Вот так всегда. Мама перескакивала с одного на другое со скоростью несущей кобылки. И при этом напрочь забывала предыдущую тему. И, слава Богу, потому что выводы из услышанного мама делала также совершено непредсказуемые и непонятно на чем основанные. Что следует из чего, уследить было крайне сложно. А уж понять — никто и не пытался.

— Мам, какая тебе разница?

— Как же, Аня, мать я тебе, и сердце болит. Ты ведь больная у меня, слабенькая. Кто такую замуж возьмет?

"Спасибо, мама", — кивнула я. А что еще можно было ожидать от этой женщины? Родной? Нет, чужой. Совершенно. И живущей, словно в другом мире.

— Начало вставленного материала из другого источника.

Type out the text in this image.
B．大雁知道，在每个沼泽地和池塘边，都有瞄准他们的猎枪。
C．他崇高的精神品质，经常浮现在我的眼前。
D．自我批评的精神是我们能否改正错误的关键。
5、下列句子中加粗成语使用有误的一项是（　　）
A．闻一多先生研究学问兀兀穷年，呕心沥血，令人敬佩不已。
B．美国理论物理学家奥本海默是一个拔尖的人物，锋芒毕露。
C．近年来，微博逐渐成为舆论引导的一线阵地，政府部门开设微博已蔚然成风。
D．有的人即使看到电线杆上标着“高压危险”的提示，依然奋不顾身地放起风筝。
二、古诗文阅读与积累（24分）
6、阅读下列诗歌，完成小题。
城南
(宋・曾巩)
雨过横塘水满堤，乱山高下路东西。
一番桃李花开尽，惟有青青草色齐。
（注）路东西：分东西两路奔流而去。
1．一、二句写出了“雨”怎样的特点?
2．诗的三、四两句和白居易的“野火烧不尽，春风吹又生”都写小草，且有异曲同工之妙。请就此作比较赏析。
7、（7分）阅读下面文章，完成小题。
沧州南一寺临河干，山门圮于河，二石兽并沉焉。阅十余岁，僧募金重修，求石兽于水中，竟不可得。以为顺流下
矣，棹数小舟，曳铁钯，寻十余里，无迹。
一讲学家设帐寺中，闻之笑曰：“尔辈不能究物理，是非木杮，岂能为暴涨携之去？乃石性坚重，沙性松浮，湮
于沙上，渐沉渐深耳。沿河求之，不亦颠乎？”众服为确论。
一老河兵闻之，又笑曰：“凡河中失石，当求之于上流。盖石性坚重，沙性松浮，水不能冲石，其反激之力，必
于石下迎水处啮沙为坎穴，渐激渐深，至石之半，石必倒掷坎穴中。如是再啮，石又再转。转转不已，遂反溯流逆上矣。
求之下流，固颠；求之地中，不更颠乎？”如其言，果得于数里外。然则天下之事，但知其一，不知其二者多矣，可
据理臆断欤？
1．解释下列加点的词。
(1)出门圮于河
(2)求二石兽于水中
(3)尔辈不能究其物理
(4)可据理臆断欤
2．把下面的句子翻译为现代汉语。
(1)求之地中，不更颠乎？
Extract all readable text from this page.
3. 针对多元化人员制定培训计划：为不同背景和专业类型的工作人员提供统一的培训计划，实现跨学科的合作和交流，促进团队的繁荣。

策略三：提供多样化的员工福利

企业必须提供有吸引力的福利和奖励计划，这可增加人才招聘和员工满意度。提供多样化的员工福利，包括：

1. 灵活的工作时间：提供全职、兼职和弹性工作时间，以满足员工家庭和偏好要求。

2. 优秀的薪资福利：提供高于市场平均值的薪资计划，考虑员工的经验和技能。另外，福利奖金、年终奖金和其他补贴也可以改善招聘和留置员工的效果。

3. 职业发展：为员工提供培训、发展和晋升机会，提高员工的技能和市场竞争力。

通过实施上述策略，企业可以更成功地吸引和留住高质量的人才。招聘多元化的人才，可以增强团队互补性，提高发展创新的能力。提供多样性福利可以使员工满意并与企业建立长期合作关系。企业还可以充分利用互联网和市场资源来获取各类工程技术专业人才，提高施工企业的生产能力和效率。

Сколько раз за свою жизнь я слышала подобные слова? Много. Одни произносили их тихо, смущенно, другие — жестко и обвиняюще, третьи — с презрением и насмешкой, четвертые — равнодушно и вскользь, словно речь шла о чем-то далеком, как статуя Свободы. Но были и такие, что не говорили вслух ни слова, но жалели слишком явно, слишком навязчиво выказывая свою жалость.

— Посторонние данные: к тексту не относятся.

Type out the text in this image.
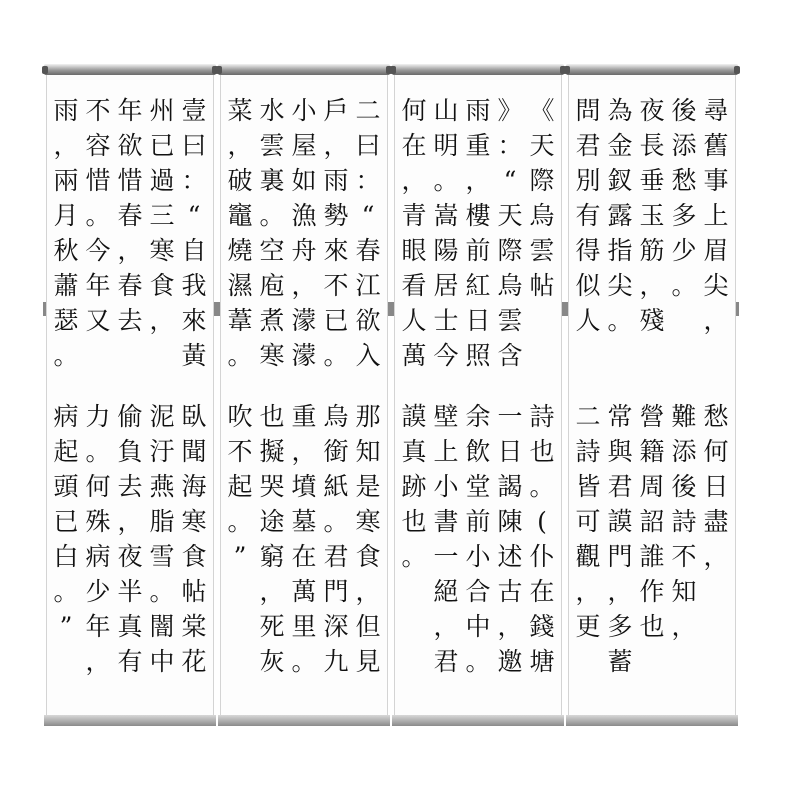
壹
曰
：
“
自
我
來
黃
州
已
過
三
寒
食
，
年
欲
惜
春
，
春
去
不
容
惜
。
今
年
又
雨
，
兩
月
秋
蕭
瑟
。
臥
聞
海
寒
食
帖
棠
花
泥
汙
燕
脂
雪
。
闇
中
偷
負
去
，
夜
半
真
有
力
。
何
殊
病
少
年
，
病
起
頭
已
白
。
”
二
曰
：
“
春
江
欲
入
戶
，
雨
勢
來
不
已
。
小
屋
如
漁
舟
，
濛
濛
水
雲
裏
。
空
庖
煮
寒
菜
，
破
竈
燒
濕
葦
。
那
知
是
寒
食
，
但
見
烏
銜
紙
。
君
門
深
九
重
，
墳
墓
在
萬
里
。
也
擬
哭
途
窮
，
死
灰
吹
不
起
。
”
《
天
際
烏
雲
帖
》
：
“
天
際
烏
雲
含
雨
重
，
樓
前
紅
日
照
山
明
。
嵩
陽
居
士
今
何
在
，
青
眼
看
人
萬
詩
也
。
(
仆
在
錢
塘
一
日
謁
陳
述
古
，
邀
余
飲
堂
前
小
合
中
。
壁
上
小
書
一
絕
，
君
謨
真
跡
也
。
尋
舊
事
上
眉
尖
，
後
添
愁
多
少
。
夜
長
垂
玉
筋
，
殘
為
金
釵
露
指
尖
。
問
君
別
有
得
似
人
愁
何
日
盡
，
難
添
後
詩
不
知
，
營
籍
周
詔
誰
作
也
常
與
君
謨
門
，
多
蓄
二
詩
皆
可
觀
，
更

И большую часть этих взглядов и слов я получала от матери.

И ни одного — от братьев. Для них я была обычной, и пусть часто болеющей, но жизнеспособной, сильной — равной любому здоровому.

— Что ты молчишь? Ты не сказала ему, что инвалид? Он уже сделал предложение? Давай я ему все скажу, тактично.

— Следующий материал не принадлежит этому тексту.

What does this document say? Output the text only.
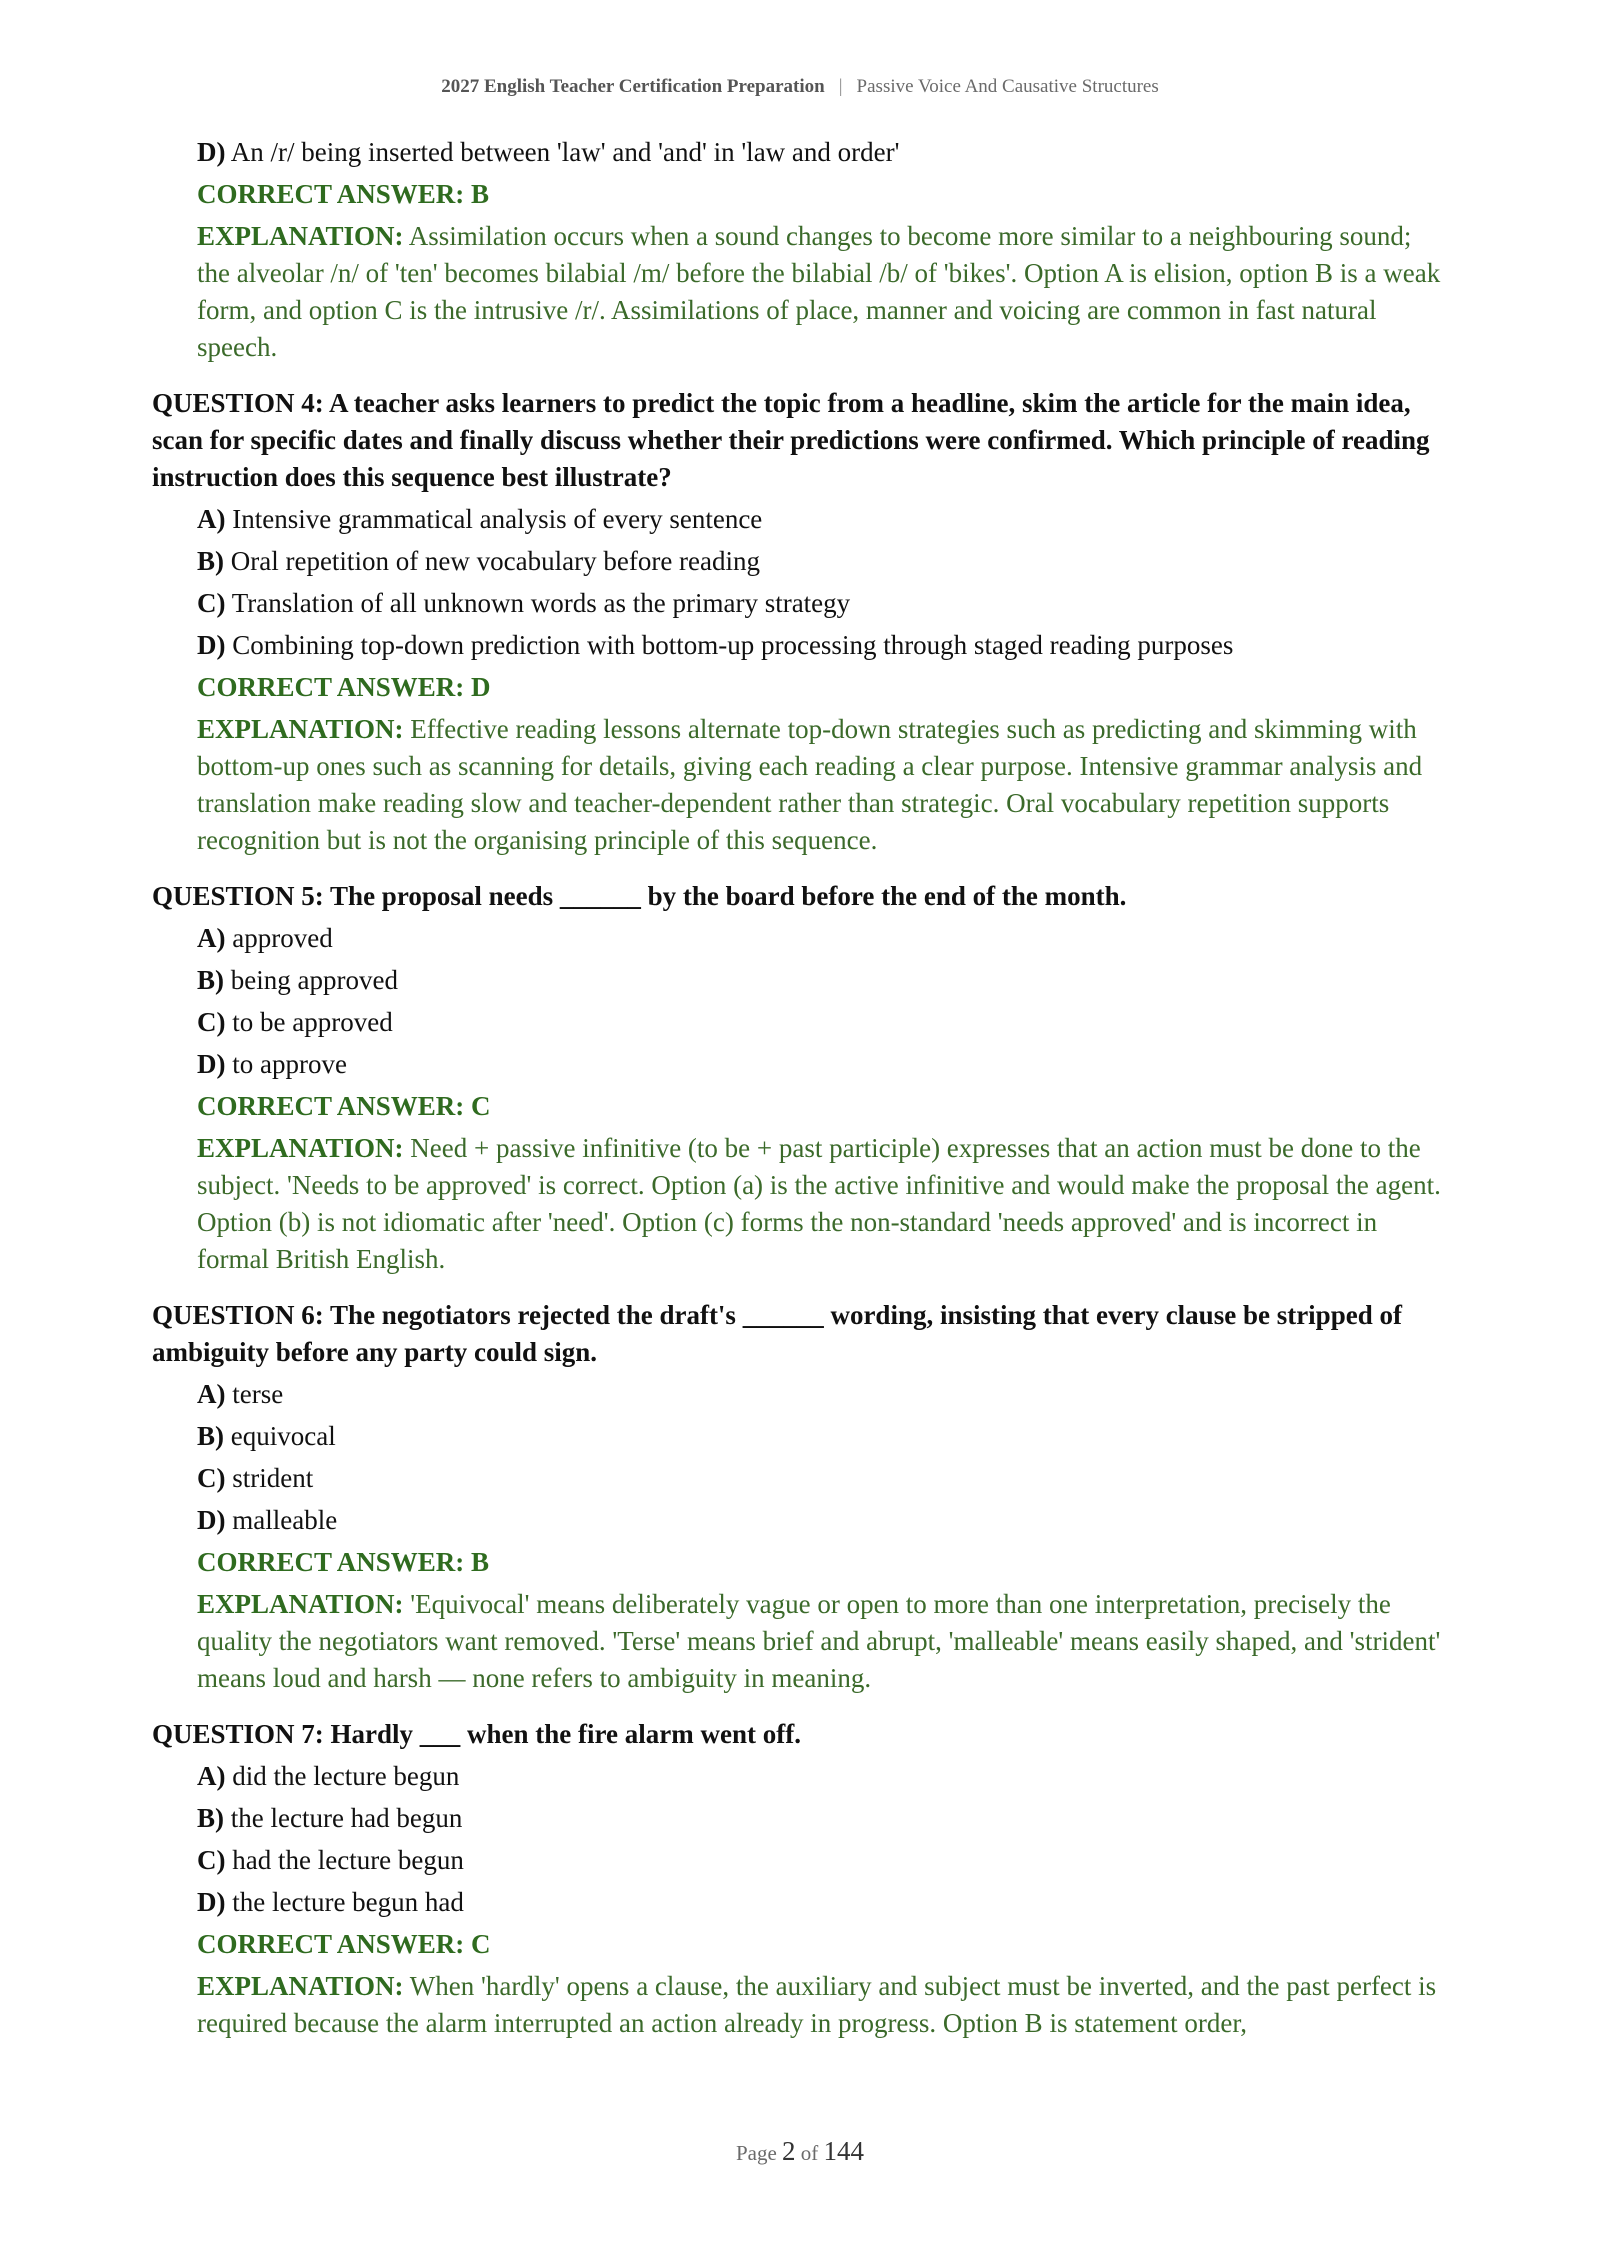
2027 English Teacher Certification Preparation | Passive Voice And Causative Structures
D) An /r/ being inserted between 'law' and 'and' in 'law and order'
CORRECT ANSWER: B
EXPLANATION: Assimilation occurs when a sound changes to become more similar to a neighbouring sound; the alveolar /n/ of 'ten' becomes bilabial /m/ before the bilabial /b/ of 'bikes'. Option A is elision, option B is a weak form, and option C is the intrusive /r/. Assimilations of place, manner and voicing are common in fast natural speech.
QUESTION 4: A teacher asks learners to predict the topic from a headline, skim the article for the main idea, scan for specific dates and finally discuss whether their predictions were confirmed. Which principle of reading instruction does this sequence best illustrate?
A) Intensive grammatical analysis of every sentence
B) Oral repetition of new vocabulary before reading
C) Translation of all unknown words as the primary strategy
D) Combining top-down prediction with bottom-up processing through staged reading purposes
CORRECT ANSWER: D
EXPLANATION: Effective reading lessons alternate top-down strategies such as predicting and skimming with bottom-up ones such as scanning for details, giving each reading a clear purpose. Intensive grammar analysis and translation make reading slow and teacher-dependent rather than strategic. Oral vocabulary repetition supports recognition but is not the organising principle of this sequence.
QUESTION 5: The proposal needs ______ by the board before the end of the month.
A) approved
B) being approved
C) to be approved
D) to approve
CORRECT ANSWER: C
EXPLANATION: Need + passive infinitive (to be + past participle) expresses that an action must be done to the subject. 'Needs to be approved' is correct. Option (a) is the active infinitive and would make the proposal the agent. Option (b) is not idiomatic after 'need'. Option (c) forms the non-standard 'needs approved' and is incorrect in formal British English.
QUESTION 6: The negotiators rejected the draft's ______ wording, insisting that every clause be stripped of ambiguity before any party could sign.
A) terse
B) equivocal
C) strident
D) malleable
CORRECT ANSWER: B
EXPLANATION: 'Equivocal' means deliberately vague or open to more than one interpretation, precisely the quality the negotiators want removed. 'Terse' means brief and abrupt, 'malleable' means easily shaped, and 'strident' means loud and harsh — none refers to ambiguity in meaning.
QUESTION 7: Hardly ___ when the fire alarm went off.
A) did the lecture begun
B) the lecture had begun
C) had the lecture begun
D) the lecture begun had
CORRECT ANSWER: C
EXPLANATION: When 'hardly' opens a clause, the auxiliary and subject must be inverted, and the past perfect is required because the alarm interrupted an action already in progress. Option B is statement order,
Page 2 of 144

— Нет! И не лезь ко мне!! Оставь меня в покое!!

— Ах, ах, — задохнулась от возмущения мама. — Как ты смеешь разговаривать со мной в подобном тоне? Я знаю, знаю — это все Алексей! Это он настраивает всех против меня! Мерзкий мальчишка! Что он вбил тебе в голову, а?! Что?! Что ты все можешь? Что ты здорова? Но это неправда! Ты должна понять, что никогда не станешь, как все, и поэтому должна принять любого нормального мальчика за подарок! Тебе двадцать два года — пора заводить семью и детей!

— Мне нельзя иметь детей…

— Ложь!! Кого ты слушаешь?! Алексея? Он искусный лжец, ему нельзя верить! А ты женщина и должна быть умнее мужчины. Выходи замуж и не раздумывай. А то смотри, уйдет последний поезд…

— Хватит!!!

— Нет, нет, посмотрите, что делается — она смеет повышать голос на родную мать! Ты что себе позволяешь?!

— Оставь меня в покое!!

— И оставлю! Да, да! И другие оставят! А кому ты нужна, хамка?! Больная истеричка! Я ей, как мать, советую, а она в таком тоне! Ноги моей здесь больше не будет! И помяни мое слово — ни один нормальный, порядочный человек близко к тебе не подойдет, — кричала мама уже из коридора. — Не нужна ты никому, такая! Тебе не тело — душу лечить надо! Это тебе за грехи, за низкое отношение к родителям! И мало, мало — тебя еще больше накажут!

Слова матери, словно иглы, вонзались в мозг, и я готова была кинуться на нее, вымещая ту ярость, что овладела мной. Мне было больно, обидно и противно. Почему это моя мать?!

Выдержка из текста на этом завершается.